In a medium mixing bowl, whisk together the ground flaxseed and filtered water. Let stand for 5 to 10 minutes to thicken.
Meanwhile, add the bread cubes to a large mixing bowl.
To the flaxseed mixture, add the almond milk, apple sauce, coconut milk, maple syrup, vanilla, nutmeg, cinnamon, and sea salt. Vigorously whisk until smooth.
Pour the mixture over the bread cubes, and thoroughly toss to coat, ensuring they're all evenly covered.
Spread the coated bread cubes evenly into the prepared baking dish. Cover and refrigerate for at least 8 hours or overnight (can be refrigerated for up to 24 hours before baking). Note: At this time, you'll also want to soak the cashews for the crème anglaise—see recipe here.

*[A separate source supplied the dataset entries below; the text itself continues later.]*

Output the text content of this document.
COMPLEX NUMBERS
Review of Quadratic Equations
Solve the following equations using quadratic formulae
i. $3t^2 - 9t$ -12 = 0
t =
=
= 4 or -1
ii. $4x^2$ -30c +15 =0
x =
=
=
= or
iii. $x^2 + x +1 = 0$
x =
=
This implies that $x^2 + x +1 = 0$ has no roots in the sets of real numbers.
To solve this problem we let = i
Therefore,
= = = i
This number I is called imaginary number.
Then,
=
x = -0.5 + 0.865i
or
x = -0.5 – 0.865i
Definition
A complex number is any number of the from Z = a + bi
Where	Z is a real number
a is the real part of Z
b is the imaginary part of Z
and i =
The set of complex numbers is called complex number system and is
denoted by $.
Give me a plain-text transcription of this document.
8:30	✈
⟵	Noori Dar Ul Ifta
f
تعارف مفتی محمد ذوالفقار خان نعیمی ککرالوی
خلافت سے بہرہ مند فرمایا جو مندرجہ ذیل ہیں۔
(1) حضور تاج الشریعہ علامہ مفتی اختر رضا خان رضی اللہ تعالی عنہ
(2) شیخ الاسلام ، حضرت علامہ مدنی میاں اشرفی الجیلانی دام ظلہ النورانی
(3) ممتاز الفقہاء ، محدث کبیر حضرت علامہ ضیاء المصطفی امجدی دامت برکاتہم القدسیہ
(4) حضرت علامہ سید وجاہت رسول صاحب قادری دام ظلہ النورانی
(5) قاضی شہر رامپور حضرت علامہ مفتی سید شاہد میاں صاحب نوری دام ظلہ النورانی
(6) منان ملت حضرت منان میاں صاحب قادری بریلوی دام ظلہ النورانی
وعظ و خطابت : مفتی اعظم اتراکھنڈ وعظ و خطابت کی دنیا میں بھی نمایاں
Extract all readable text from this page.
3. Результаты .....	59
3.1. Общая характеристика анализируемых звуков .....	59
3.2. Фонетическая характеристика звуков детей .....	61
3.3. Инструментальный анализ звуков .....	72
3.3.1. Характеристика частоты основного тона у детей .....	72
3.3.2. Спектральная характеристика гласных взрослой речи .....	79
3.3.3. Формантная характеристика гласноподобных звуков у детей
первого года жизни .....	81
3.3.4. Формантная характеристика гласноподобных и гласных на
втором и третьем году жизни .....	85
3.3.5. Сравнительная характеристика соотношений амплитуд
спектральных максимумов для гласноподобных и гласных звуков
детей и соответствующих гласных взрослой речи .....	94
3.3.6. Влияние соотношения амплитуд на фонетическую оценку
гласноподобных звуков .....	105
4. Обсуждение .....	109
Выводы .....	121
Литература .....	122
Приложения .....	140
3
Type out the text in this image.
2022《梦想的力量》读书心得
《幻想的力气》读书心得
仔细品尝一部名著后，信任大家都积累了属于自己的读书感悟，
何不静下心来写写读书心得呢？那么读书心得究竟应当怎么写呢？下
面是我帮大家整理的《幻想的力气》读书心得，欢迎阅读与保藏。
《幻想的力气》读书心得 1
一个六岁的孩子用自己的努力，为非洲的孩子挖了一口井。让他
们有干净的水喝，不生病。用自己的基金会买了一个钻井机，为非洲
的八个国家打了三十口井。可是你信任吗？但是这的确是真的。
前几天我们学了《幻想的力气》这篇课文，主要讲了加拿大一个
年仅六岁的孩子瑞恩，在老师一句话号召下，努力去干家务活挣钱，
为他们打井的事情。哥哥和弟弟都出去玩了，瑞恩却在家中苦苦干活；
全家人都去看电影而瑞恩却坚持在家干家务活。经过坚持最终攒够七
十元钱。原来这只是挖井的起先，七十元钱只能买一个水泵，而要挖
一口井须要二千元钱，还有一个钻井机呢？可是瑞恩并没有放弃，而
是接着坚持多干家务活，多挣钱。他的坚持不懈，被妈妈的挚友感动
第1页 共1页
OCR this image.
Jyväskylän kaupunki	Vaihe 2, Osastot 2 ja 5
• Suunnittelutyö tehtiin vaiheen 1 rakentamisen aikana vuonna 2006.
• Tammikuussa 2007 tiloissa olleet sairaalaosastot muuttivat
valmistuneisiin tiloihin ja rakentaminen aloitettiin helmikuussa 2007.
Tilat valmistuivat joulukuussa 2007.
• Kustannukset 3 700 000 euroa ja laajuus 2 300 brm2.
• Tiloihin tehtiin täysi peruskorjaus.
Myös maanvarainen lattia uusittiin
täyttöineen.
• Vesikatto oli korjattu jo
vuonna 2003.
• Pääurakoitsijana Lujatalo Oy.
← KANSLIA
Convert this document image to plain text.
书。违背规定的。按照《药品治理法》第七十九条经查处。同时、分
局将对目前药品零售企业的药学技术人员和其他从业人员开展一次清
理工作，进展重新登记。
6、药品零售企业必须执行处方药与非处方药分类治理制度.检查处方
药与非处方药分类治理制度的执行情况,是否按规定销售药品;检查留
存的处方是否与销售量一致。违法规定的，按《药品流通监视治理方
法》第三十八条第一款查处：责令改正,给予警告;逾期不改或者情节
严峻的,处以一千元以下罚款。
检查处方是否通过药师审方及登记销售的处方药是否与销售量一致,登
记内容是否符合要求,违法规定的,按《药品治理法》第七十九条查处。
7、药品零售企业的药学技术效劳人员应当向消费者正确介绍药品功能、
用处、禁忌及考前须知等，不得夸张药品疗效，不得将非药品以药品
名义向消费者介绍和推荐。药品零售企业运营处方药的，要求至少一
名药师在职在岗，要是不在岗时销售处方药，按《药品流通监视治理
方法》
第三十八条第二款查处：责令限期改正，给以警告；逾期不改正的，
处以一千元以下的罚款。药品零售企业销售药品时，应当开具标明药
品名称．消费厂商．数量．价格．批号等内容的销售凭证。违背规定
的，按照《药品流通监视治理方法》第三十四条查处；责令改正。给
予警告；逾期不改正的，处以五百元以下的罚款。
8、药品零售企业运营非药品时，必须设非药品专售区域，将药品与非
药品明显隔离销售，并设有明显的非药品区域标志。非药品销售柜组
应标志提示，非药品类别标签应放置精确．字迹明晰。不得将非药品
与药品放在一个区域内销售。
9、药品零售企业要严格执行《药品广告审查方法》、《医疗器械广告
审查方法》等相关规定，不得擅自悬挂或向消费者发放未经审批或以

In the morning (or just before baking), preheat the oven to 350F.
Uncover the dish and bake for 45 minutes to 1 hour, or until set and desired doneness is reached. (I prefer a slightly crisp top with a soft, slightly gooey bottom—almost like a bread pudding—so I bake mine for 45 minutes, but baking time will depend on taste preferences as well as the type of bread you use.)
Remove the casserole from the oven and cool for 10 minutes before serving.
Serve with generous spoonfuls of spiced cashew crème anglaise and drizzles of maple syrup.